Markets

Daily Market Wire 29 March 2022

Lachstock Consulting, March 29, 2022

Wheat and soybeans lost ground overnight. Canola and corn were up and down in fractions.

  • Chicago wheat May contract down US45.25cents per bushel to 1057c/bu;
  • Kansas wheat May contract down 40.25c/bu to 1070.5c/bu;
  • Minneapolis wheat May down 24.75c/bu to 1079.5c/bu;
  • MATIF wheat May contract down €11.50/t to €369.75/t;
  • Black Sea wheat July contract down $5.50/t to $349/t;
  • Corn May contract down 5.5c/bu to 748.5c/bu;
  • Soybeans May contract down 46c/bu to 1664.25c/bu;
  • Winnipeg canola November 2022 contract up C$7 /t to $968.10/t;
  • MATIF rapeseed November 2022 contract up €3.50/t to €757.25/t;
  • ASX July 2022 wheat contract down A$12.50/t to $397.50/t;
  • ASX Jan 2023 wheat contract down $7/t to $398/t;
  • AUD dollar down to US$0.749.

International

Generally good global weather has rain falling across the US Great Plains and a better outlook for the Midwest and Delta regions. Argentina is getting a break from the rain, creating an opportunity for harvest. Improved rainfall prospects are emerging through Central Europe and eastwards into northwest Ukraine.

Shanghai starts China’s biggest COVID-19 lockdown in 2 years on Monday to conduct mass testing and control a growing outbreak in Shanghai as questions are raised about the economic toll of the nation’s “zero-COVID” strategy. Shanghai, China’s financial capital and largest city with 26 million people, had managed its smaller previous outbreaks with limited lockdowns of housing compounds and workplaces where the virus was spreading.

Freight markets rebounded last week with support from China iron ore markets which made their fourth consecutive weekly gain thanks to supply shortages at mills because of COVID related disruptions. Producers in the top steel making city of Tangshan are set to cut or suspend output as their raw material stocks can only feed production for several days while transportation remained constraint due to a temporary lockdown.

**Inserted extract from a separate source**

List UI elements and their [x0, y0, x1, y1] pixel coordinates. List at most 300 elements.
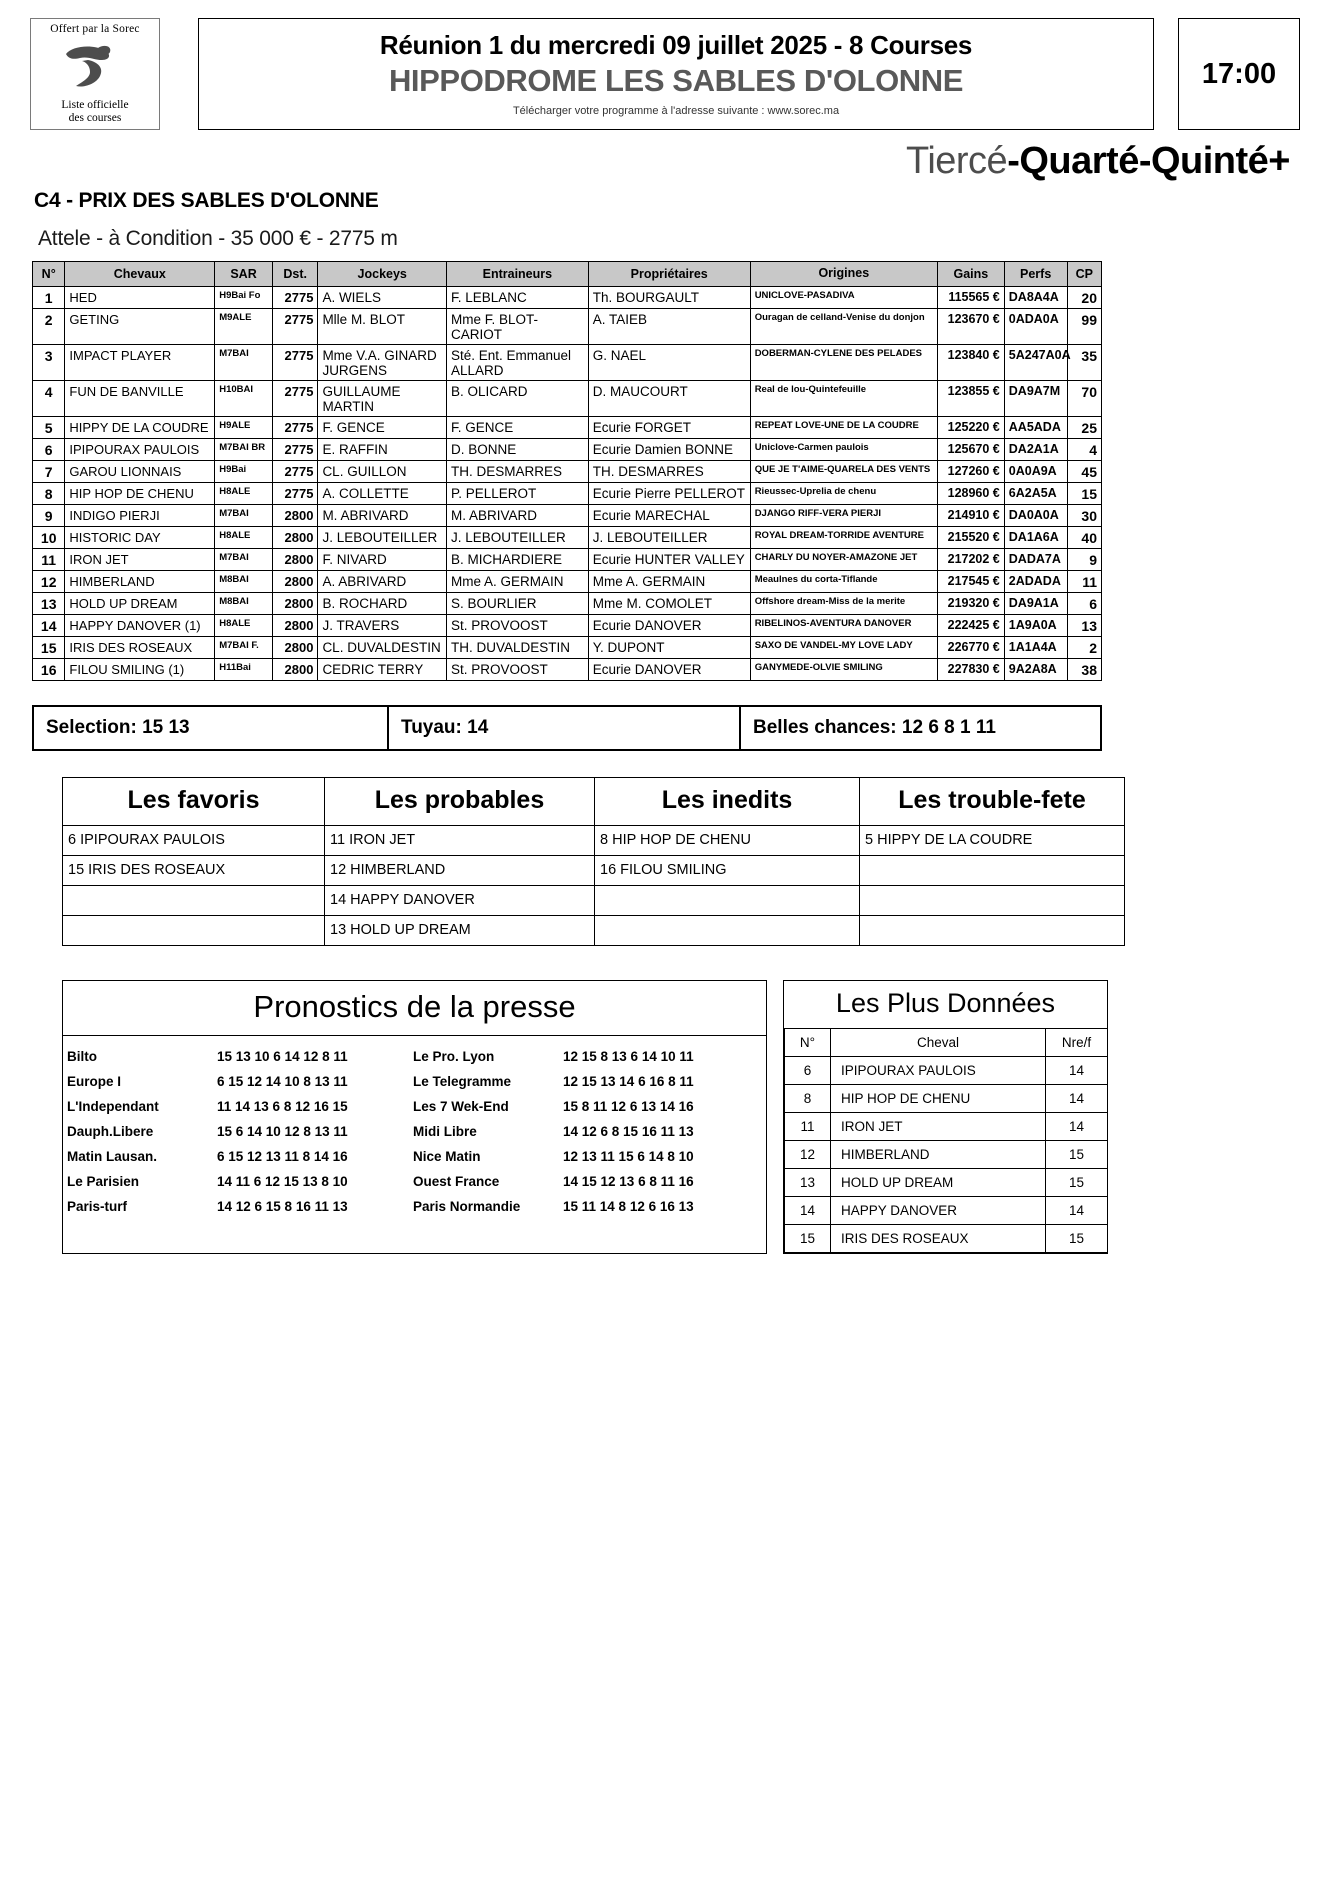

Russian tankers carrying oil chemicals and oil products are increasingly concealing their movements, a phenomenon that some maritime experts warn could signal attempts to evade unprecedented sanctions prompted by the invasion of Ukraine. In the week ended March 25, there were at least 33 occurrences of so-called “dark activity” — operating while onboard systems to transmit their locations are turned off — by Russian tankers.

Australia

Australian buyers were only interested in covering nearby shorts for export pathway or domestic.

Rain and continued flooding in the northern NSW and Southern Queensland cut access to grain driving nearby markets firmer.

WA growers continued to see a positive weather outlook. Some cropping areas already have received an inch of rain.